Birçok Müslümanın Salman Rüşdi’ye küfürler ettiğine, Humeyni’nin Rüşdi’nin öldürülmesine fetva vermesine ve Rüşdi’nin “Şeytan Ayetleri” kitabının ülkelerarası diplomatik krize yol açtığına şahit olduk. Fakat hiç kimse kalkıp da bu uydurma hadisleri, gerçekmiş gibi kitaplarında kullanmış olanları kınamadı.

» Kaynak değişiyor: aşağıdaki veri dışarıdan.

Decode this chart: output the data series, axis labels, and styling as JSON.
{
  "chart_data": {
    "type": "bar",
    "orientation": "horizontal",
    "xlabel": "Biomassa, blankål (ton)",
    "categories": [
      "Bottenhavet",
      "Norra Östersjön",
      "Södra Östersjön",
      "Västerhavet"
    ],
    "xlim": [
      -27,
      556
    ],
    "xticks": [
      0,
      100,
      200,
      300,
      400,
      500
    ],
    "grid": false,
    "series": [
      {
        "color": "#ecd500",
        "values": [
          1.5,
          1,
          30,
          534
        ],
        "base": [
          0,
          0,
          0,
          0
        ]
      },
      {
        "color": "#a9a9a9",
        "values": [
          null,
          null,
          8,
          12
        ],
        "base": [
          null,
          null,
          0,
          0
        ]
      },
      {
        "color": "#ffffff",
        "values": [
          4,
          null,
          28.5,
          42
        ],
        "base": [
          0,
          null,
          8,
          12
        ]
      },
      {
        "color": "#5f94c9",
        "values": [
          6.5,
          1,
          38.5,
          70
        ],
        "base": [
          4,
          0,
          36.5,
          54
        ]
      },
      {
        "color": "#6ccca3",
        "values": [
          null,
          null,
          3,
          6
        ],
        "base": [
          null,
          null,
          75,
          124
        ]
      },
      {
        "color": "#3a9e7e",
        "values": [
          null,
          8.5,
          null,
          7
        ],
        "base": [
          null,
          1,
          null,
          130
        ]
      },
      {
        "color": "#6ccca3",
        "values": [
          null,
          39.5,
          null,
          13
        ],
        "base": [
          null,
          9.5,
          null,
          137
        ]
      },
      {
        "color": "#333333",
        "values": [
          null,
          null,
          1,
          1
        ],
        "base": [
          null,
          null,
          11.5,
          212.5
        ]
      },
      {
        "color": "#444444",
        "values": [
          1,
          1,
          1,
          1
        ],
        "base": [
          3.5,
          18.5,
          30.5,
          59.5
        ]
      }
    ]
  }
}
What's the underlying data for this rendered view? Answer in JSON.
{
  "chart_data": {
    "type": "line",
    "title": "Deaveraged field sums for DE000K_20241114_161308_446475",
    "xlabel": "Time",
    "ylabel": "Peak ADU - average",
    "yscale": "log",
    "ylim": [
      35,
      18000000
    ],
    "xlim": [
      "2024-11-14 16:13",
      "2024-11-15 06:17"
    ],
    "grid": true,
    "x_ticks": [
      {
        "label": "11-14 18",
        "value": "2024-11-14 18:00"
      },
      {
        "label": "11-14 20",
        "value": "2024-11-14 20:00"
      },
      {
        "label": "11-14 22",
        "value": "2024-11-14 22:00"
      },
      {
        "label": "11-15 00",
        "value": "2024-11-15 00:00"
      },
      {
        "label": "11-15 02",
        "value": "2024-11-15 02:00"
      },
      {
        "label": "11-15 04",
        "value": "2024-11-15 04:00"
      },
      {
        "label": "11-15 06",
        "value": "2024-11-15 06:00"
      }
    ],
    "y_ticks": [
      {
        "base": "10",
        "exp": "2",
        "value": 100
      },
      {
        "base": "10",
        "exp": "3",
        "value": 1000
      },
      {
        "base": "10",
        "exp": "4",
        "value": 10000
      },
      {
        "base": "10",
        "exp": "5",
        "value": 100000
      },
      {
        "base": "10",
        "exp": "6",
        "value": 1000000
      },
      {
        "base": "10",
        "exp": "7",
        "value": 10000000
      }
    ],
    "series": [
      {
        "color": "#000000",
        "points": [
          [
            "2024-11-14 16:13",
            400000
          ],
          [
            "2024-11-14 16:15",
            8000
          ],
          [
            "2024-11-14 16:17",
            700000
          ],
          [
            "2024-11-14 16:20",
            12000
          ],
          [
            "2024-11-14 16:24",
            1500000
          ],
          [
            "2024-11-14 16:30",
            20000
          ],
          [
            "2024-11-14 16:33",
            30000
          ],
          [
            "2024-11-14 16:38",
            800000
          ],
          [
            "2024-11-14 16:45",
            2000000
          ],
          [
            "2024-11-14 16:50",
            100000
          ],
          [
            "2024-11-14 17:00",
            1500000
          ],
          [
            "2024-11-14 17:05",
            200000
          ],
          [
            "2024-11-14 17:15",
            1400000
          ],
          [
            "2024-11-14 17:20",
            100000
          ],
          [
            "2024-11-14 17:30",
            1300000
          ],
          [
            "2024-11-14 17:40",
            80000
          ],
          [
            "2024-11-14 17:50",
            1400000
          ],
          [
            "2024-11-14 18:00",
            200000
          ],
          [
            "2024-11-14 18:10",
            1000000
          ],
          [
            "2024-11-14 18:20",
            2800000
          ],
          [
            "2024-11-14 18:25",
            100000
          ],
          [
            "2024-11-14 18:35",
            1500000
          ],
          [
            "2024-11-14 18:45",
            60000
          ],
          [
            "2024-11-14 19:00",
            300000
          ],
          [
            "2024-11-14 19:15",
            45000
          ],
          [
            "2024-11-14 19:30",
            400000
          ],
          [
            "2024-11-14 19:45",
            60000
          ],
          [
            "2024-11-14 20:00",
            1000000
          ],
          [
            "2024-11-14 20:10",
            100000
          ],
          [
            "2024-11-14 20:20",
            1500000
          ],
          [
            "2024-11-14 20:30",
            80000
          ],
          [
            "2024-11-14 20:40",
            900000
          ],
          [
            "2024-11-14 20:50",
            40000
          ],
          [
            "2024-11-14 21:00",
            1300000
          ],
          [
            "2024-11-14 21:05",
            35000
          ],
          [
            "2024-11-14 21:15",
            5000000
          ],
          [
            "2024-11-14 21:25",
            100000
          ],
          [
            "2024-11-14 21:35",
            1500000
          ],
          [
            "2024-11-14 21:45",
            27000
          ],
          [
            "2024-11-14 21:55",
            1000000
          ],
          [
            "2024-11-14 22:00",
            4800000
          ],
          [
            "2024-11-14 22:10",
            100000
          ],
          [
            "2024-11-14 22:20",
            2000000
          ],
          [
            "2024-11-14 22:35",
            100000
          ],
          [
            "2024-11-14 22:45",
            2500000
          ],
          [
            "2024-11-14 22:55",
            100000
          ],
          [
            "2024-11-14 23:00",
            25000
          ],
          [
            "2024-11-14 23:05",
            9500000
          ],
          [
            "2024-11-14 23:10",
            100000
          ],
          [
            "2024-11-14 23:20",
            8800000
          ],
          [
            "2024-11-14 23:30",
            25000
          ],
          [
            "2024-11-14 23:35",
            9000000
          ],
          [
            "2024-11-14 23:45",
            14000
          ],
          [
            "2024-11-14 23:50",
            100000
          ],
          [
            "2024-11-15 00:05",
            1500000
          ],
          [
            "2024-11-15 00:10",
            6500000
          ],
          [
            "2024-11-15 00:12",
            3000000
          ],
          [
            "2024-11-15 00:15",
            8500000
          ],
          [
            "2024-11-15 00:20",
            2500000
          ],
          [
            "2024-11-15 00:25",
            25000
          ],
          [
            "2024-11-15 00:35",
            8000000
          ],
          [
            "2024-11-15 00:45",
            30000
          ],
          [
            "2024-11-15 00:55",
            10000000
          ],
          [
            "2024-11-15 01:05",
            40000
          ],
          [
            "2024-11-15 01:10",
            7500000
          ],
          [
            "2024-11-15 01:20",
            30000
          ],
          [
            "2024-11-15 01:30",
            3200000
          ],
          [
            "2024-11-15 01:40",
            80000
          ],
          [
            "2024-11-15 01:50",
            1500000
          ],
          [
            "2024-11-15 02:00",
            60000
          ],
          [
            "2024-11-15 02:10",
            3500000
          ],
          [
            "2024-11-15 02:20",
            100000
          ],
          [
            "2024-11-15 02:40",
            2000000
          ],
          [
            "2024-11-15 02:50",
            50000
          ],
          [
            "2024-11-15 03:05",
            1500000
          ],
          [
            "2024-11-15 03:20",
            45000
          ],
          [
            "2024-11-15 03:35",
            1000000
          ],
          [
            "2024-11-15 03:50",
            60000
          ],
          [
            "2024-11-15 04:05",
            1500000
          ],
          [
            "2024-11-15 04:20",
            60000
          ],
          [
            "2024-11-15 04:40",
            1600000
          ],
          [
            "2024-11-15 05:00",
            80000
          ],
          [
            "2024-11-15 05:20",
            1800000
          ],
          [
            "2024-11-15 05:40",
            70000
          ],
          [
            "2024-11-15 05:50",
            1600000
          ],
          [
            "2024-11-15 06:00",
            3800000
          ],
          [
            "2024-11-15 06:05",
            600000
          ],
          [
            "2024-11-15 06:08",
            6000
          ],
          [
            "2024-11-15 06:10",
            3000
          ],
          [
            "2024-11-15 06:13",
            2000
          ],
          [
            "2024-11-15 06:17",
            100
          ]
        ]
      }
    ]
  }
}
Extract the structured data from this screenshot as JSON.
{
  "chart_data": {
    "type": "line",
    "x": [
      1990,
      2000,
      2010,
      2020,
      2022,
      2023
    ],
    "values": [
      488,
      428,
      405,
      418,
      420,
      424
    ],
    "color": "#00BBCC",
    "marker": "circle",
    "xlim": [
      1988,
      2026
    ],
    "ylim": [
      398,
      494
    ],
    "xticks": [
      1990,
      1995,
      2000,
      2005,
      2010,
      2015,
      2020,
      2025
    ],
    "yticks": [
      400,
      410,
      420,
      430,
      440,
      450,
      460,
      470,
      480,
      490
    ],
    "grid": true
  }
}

Bu hadisleri savunan hadisçilere “âlim” etiketi yapıştırılmıştır bir kere. Yani bu hadisleri din adına savunursanız “âlim” olur el üstünde tutulursunuz, Salman Rüşdi gibi aynı hadisleri dinsizlik adına kullanırsanız ise… Biz, dine mal edilen uydurmaları dinden atmazsak; bunları malzeme yapan İlhan Arsel’e, Turan Dursun’a, Salman Rüşdi’ye, Server Tanilli’ye ne kadar kızabiliriz?
Din adına çarpık bir sistemi ortaya çıkaranlar ve muhafaza edenler, din düşmanlarının türemesinde ve söz konusu çarpıklıkları malzeme yapmasında günahsız kalabilirler mi?
İşte Peygamberimiz’in içine bir ara şeytan girdiğini söyleyen bu hadislerin yanında, Allah’ın bu olay üzerine 22-Hac Suresi 52. ayeti ve sonrasını vahyettiği söylenir. Elbette ayetlerden böyle bir olay anlaşılmamaktadır. Ama esbabı nüzulü hadislerle anlamaya kalkanların saplanacağı bataklığa bu uydurma bir örnektir.
Ne yazık ki bu bataklığın örneği çoktur.